Train a neural network model to refine segmentation masks. Choose between pixelwise MLP or CNN decoder:

```bash
# Train pixelwise classifier (default)
segment-train --image_dir /path/to/noisy_images --label_dir /path/to/labels --output_dir /path/to/model_output --colour_map "0,0,0;255,0,0;0,255,0"

# Train CNN decoder
segment-train --image_dir /path/to/noisy_images --label_dir /path/to/labels --output_dir /path/to/model_output --model_type cnn_decoder --colour_map "0,0,0;255,0,0;0,255,0"
```

Options:

- `--image_dir`: Path to directory containing noisy images
- `--label_dir`: Path to directory containing target RGB labels
- `--output_dir`: Directory where model weights will be saved
- `--colour_map`: Semicolon-separated list of RGB triples
- `--colour_map_file`: Path to a file listing RGB triples
- `--model_type`: The type of model to train ('pixel_decoder' or 'cnn_decoder', default: pixel_decoder)

Note that one label image may have multiple corresponding noisy masks.
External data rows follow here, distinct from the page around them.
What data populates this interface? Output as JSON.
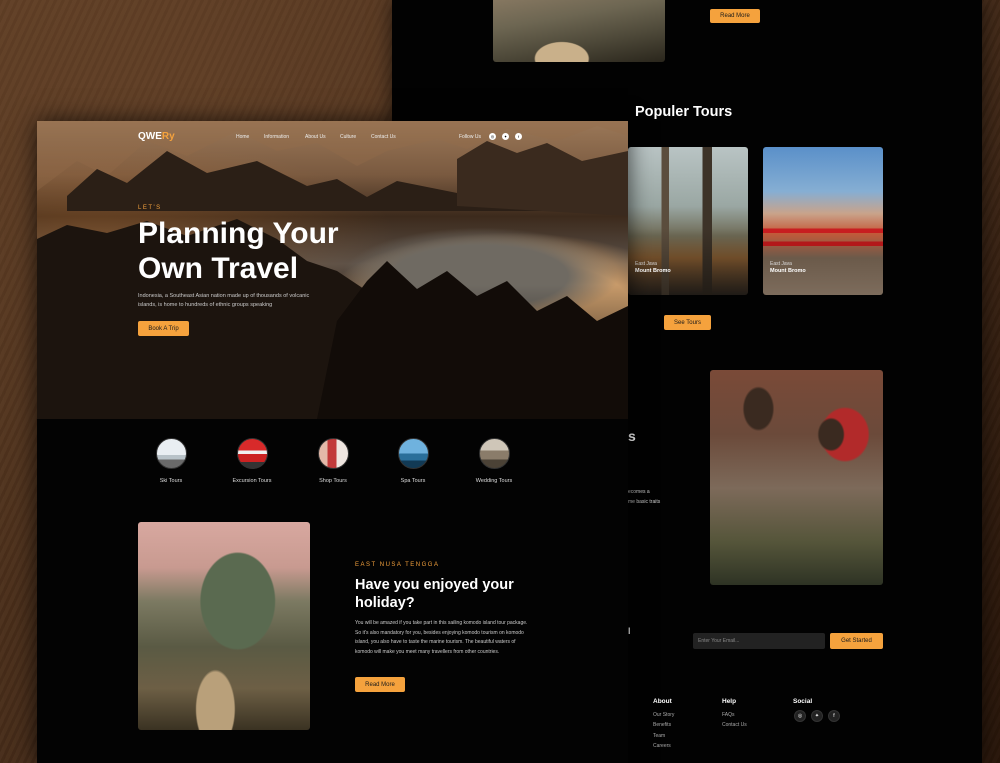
{
  "back": {
    "top_read_more": "Read More",
    "popular_title": "Populer Tours",
    "tours": [
      {
        "location": "East Java",
        "name": "Mount Bromo"
      },
      {
        "location": "East Java",
        "name": "Mount Bromo"
      }
    ],
    "see_tours": "See Tours",
    "cut_heading": "s",
    "cut_text_1": "ecomes a",
    "cut_text_2": "me basic traits",
    "cut_mark": "l",
    "email_placeholder": "Enter Your Email...",
    "get_started": "Get Started",
    "footer": {
      "about": {
        "title": "About",
        "links": [
          "Our Story",
          "Benefits",
          "Team",
          "Careers"
        ]
      },
      "help": {
        "title": "Help",
        "links": [
          "FAQs",
          "Contact Us"
        ]
      },
      "social": {
        "title": "Social",
        "icons": [
          "instagram-icon",
          "twitter-icon",
          "facebook-icon"
        ]
      }
    }
  },
  "front": {
    "logo_main": "QWE",
    "logo_accent": "Ry",
    "nav": [
      "Home",
      "Information",
      "About Us",
      "Culture",
      "Contact Us"
    ],
    "follow_us": "Follow Us",
    "hero": {
      "eyebrow": "LET'S",
      "title": "Planning Your Own Travel",
      "description": "Indonesia, a Southeast Asian nation made up of thousands of volcanic islands, is home to hundreds of ethnic groups speaking",
      "button": "Book A Trip"
    },
    "categories": [
      {
        "label": "Ski Tours"
      },
      {
        "label": "Excursion Tours"
      },
      {
        "label": "Shop Tours"
      },
      {
        "label": "Spa Tours"
      },
      {
        "label": "Wedding Tours"
      }
    ],
    "enjoy": {
      "eyebrow": "EAST NUSA TENGGA",
      "title": "Have you enjoyed your holiday?",
      "description": "You will be amazed if you take part in this sailing komodo island tour package. So it's also mandatory for you, besides enjoying komodo tourism on komodo island, you also have to taste the marine tourism. The beautiful waters of komodo will make you meet many travellers from other countries.",
      "button": "Read More"
    }
  },
  "colors": {
    "accent": "#f5a23d",
    "page_bg": "#030303",
    "desk": "#4a2f1c"
  }
}
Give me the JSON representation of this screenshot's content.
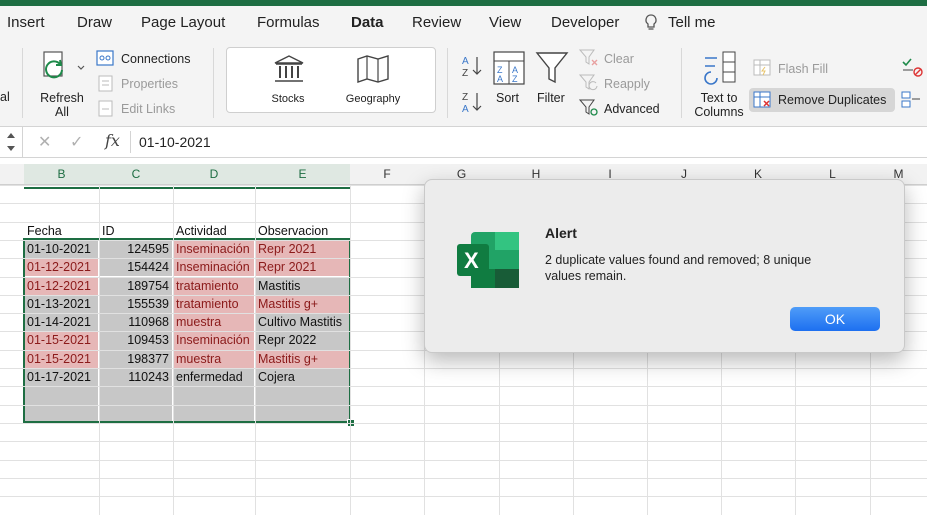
{
  "tabs": [
    "Insert",
    "Draw",
    "Page Layout",
    "Formulas",
    "Data",
    "Review",
    "View",
    "Developer",
    "Tell me"
  ],
  "active_tab": "Data",
  "ribbon": {
    "edge_label": "al",
    "refresh_all": [
      "Refresh",
      "All"
    ],
    "connections": "Connections",
    "properties": "Properties",
    "edit_links": "Edit Links",
    "stocks": "Stocks",
    "geography": "Geography",
    "sort": "Sort",
    "filter": "Filter",
    "clear": "Clear",
    "reapply": "Reapply",
    "advanced": "Advanced",
    "text_to_columns": [
      "Text to",
      "Columns"
    ],
    "flash_fill": "Flash Fill",
    "remove_duplicates": "Remove Duplicates"
  },
  "formula_bar": {
    "cancel_symbol": "✕",
    "enter_symbol": "✓",
    "fx_label": "fx",
    "value": "01-10-2021"
  },
  "columns": [
    "B",
    "C",
    "D",
    "E",
    "F",
    "G",
    "H",
    "I",
    "J",
    "K",
    "L",
    "M"
  ],
  "sheet": {
    "headers": [
      "Fecha",
      "ID",
      "Actividad",
      "Observacion"
    ],
    "rows": [
      {
        "fecha": "01-10-2021",
        "id": "124595",
        "actividad": "Inseminación",
        "observacion": "Repr 2021",
        "dup": [
          false,
          false,
          true,
          true
        ]
      },
      {
        "fecha": "01-12-2021",
        "id": "154424",
        "actividad": "Inseminación",
        "observacion": "Repr 2021",
        "dup": [
          true,
          false,
          true,
          true
        ]
      },
      {
        "fecha": "01-12-2021",
        "id": "189754",
        "actividad": "tratamiento",
        "observacion": "Mastitis",
        "dup": [
          true,
          false,
          true,
          false
        ]
      },
      {
        "fecha": "01-13-2021",
        "id": "155539",
        "actividad": "tratamiento",
        "observacion": "Mastitis g+",
        "dup": [
          false,
          false,
          true,
          true
        ]
      },
      {
        "fecha": "01-14-2021",
        "id": "110968",
        "actividad": "muestra",
        "observacion": "Cultivo Mastitis",
        "dup": [
          false,
          false,
          true,
          false
        ]
      },
      {
        "fecha": "01-15-2021",
        "id": "109453",
        "actividad": "Inseminación",
        "observacion": "Repr 2022",
        "dup": [
          true,
          false,
          true,
          false
        ]
      },
      {
        "fecha": "01-15-2021",
        "id": "198377",
        "actividad": "muestra",
        "observacion": "Mastitis g+",
        "dup": [
          true,
          false,
          true,
          true
        ]
      },
      {
        "fecha": "01-17-2021",
        "id": "110243",
        "actividad": "enfermedad",
        "observacion": "Cojera",
        "dup": [
          false,
          false,
          false,
          false
        ]
      }
    ],
    "empty_rows": 2
  },
  "dialog": {
    "title": "Alert",
    "message": "2 duplicate values found and removed; 8 unique values remain.",
    "ok_label": "OK"
  },
  "colors": {
    "accent_green": "#1e6e43",
    "duplicate_fill": "#e6b7b7",
    "duplicate_text": "#8b1a1a",
    "selection_fill": "#c7c7c7",
    "ok_button": "#1d6ff0"
  }
}
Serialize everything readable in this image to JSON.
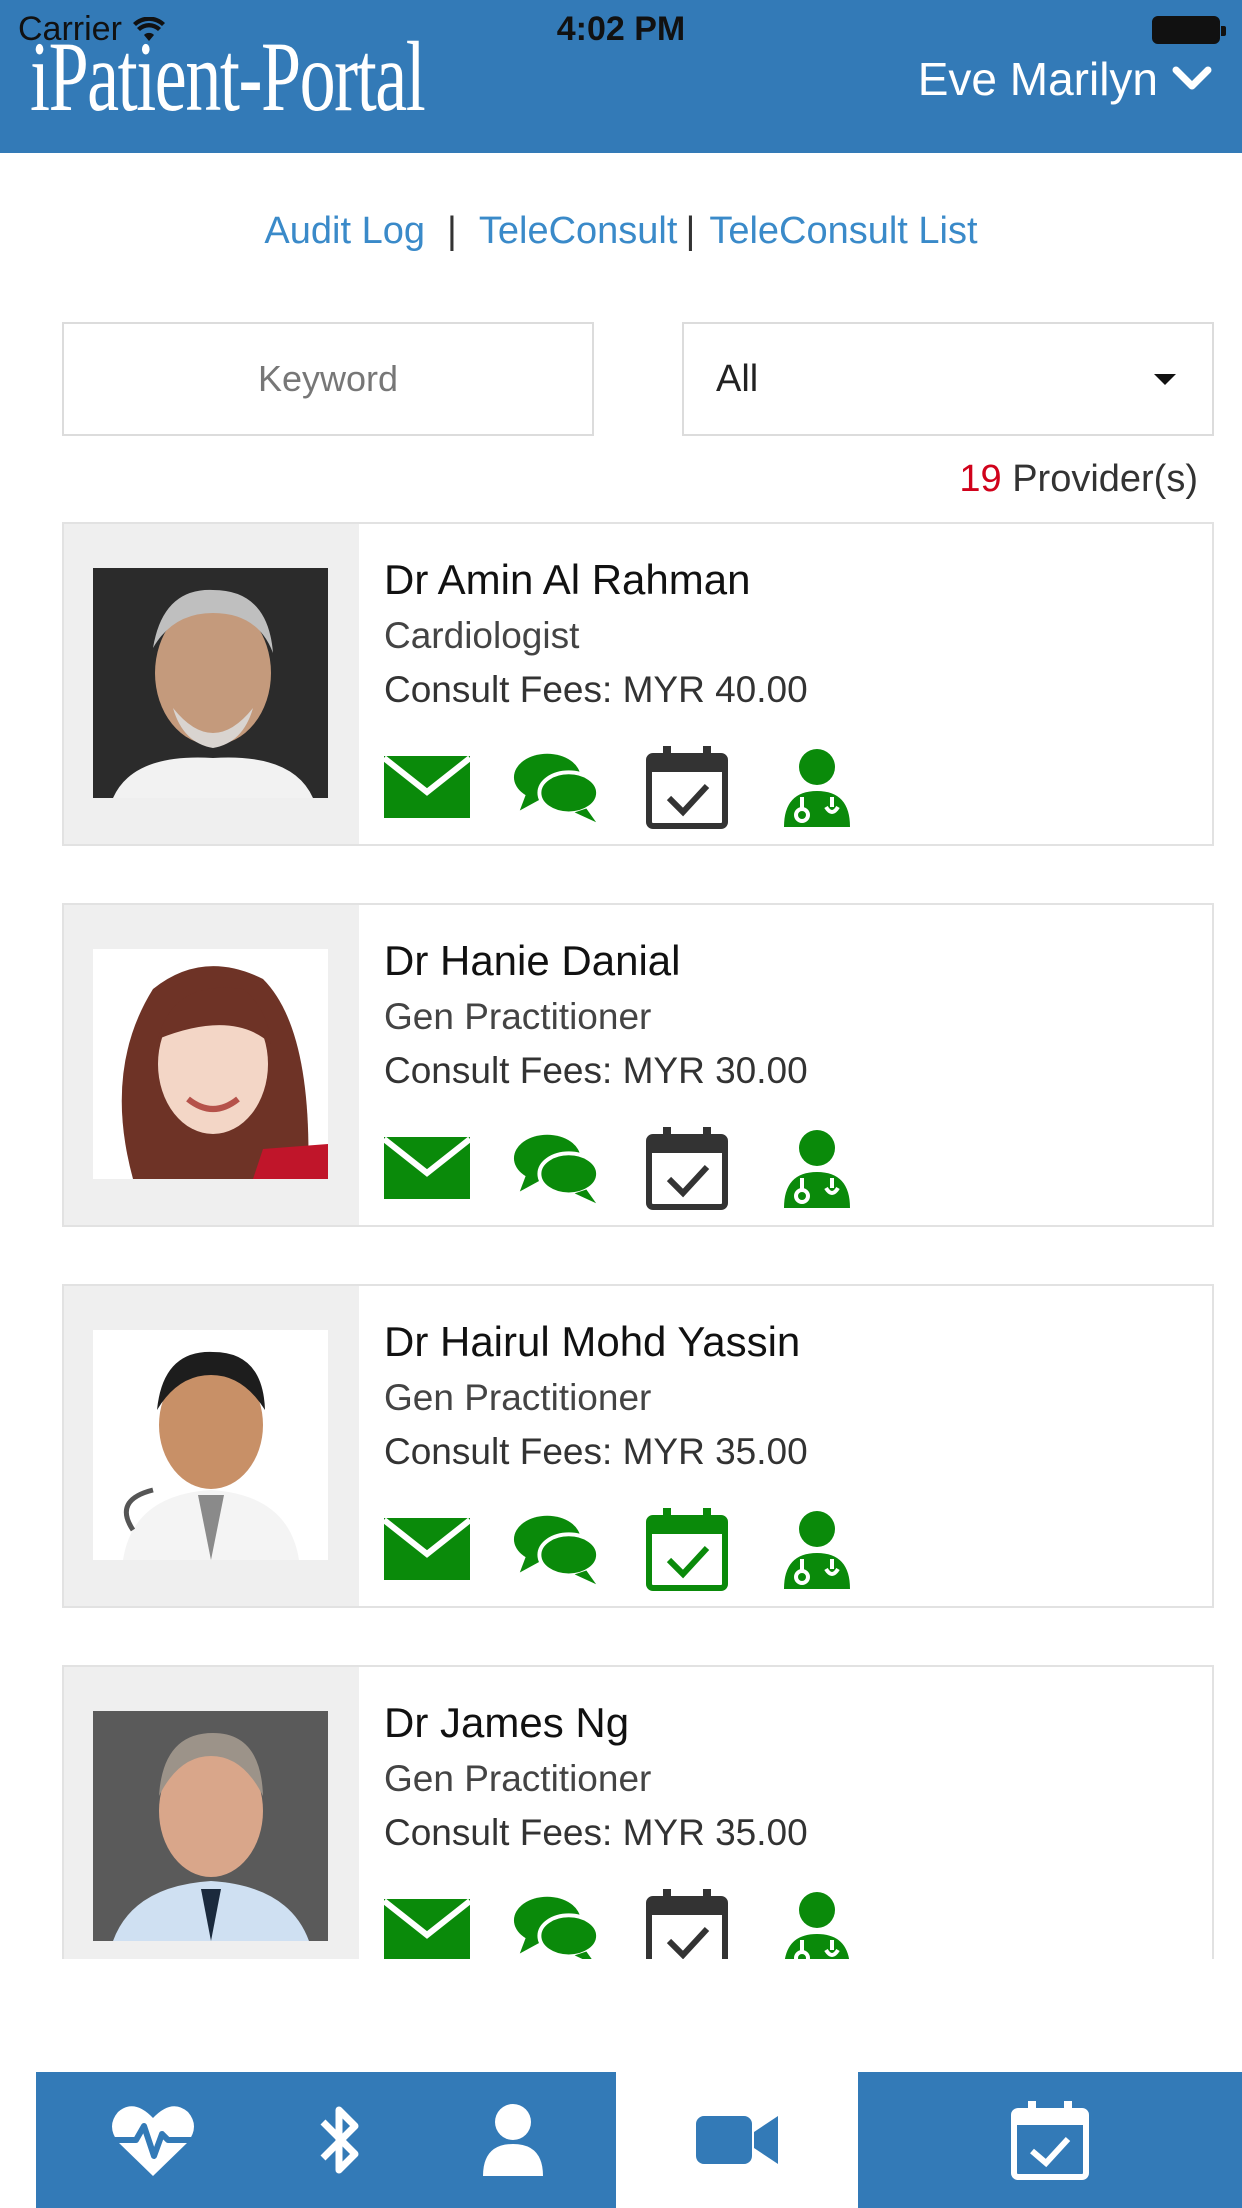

Labels are matched to noisy masks whose filenames contain the label file basename (pre-extension name, i.e. `my_image.png` -> `my_image`).

## API

You can also use the package programmatically:

```python
import numpy as np
from rgb_to_segmentation import clean, nn, train, utils, clean_image

# Palette cleaning
colours = utils.parse_colours_from_string("0,0,0;255,0,0;0,255,0")
palette = np.asarray(colours, dtype=np.uint8)
clean.clean_segmentation(input_dir="/path/to/input", output_dir="/path/to/output", palette=palette, output_type="index")

# NN inference (works with both pixelwise and CNN decoder models)
colours = utils.parse_colours_from_string("0,0,0;255,0,0;0,255,0")
colour_map = {i: rgb for i, rgb in enumerate(colours)}
nn.run_inference(input_dir="/path/to/input", output_dir="/path/to/output", model_path="/path/to/model.ckpt", colour_map=colour_map, output_type="rgb")

# Train pixelwise model
colours = utils.parse_colours_from_string("0,0,0;255,0,0;0,255,0")
colour_map = {i: rgb for i, rgb in enumerate(colours)}
train.train_model(image_dir="/path/to/images", label_dir="/path/to/labels", output_dir="/path/to/output", colour_map=colour_map)

# Train CNN decoder model
train.train_model(image_dir="/path/to/images", label_dir="/path/to/labels", output_dir="/path/to/output", colour_map=colour_map, model_type="cnn_decoder")

# Single-image cleaning (programmatic-only API)
# Accepts both numpy arrays and torch tensors; output type matches input type

# Palette method (returns RGB)
import numpy as np
rgb_out = clean_image(
	image_array=np.zeros((512, 512, 3), dtype=np.uint8),
	method="palette",
	colour_map=colour_map,
	morph_kernel_size=3,
	output_type="rgb",
)

# Strict palette method (returns index mask, validates all pixels are in colour_map)
index_out = clean_image(
	image_array=np.zeros((512, 512, 3), dtype=np.uint8),
	method="strict_palette",
	colour_map=colour_map,
	output_type="index",
)

# Pixel decoder method (returns index mask, works with pixelwise or CNN models)
index_out = clean_image(
	image_array=np.zeros((512, 512, 3), dtype=np.uint8),
	method="pixel_decoder",
	model=None,  # Provide a loaded model instance
	colour_map=colour_map,
	output_type="index",
)

# CNN decoder method (returns index mask)
index_out = clean_image(
	image_array=np.zeros((512, 512, 3), dtype=np.uint8),
	method="cnn_decoder",
	model=None,  # Provide a loaded CNN decoder model instance
	colour_map=colour_map,
	output_type="index",
)

# Using PyTorch tensors
import torch
tensor_input = torch.zeros((512, 512, 3), dtype=torch.uint8)
tensor_out = clean_image(
	image_array=tensor_input,
	method="strict_palette",
	colour_map=colour_map,
	output_type="rgb",
)
# tensor_out will be a torch.Tensor with same dtype and device as tensor_input
```

## Contributing

Contributions are welcome! Please feel free to submit a Pull Request.

## License

This project is licensed under the MIT License - see the LICENSE file for details.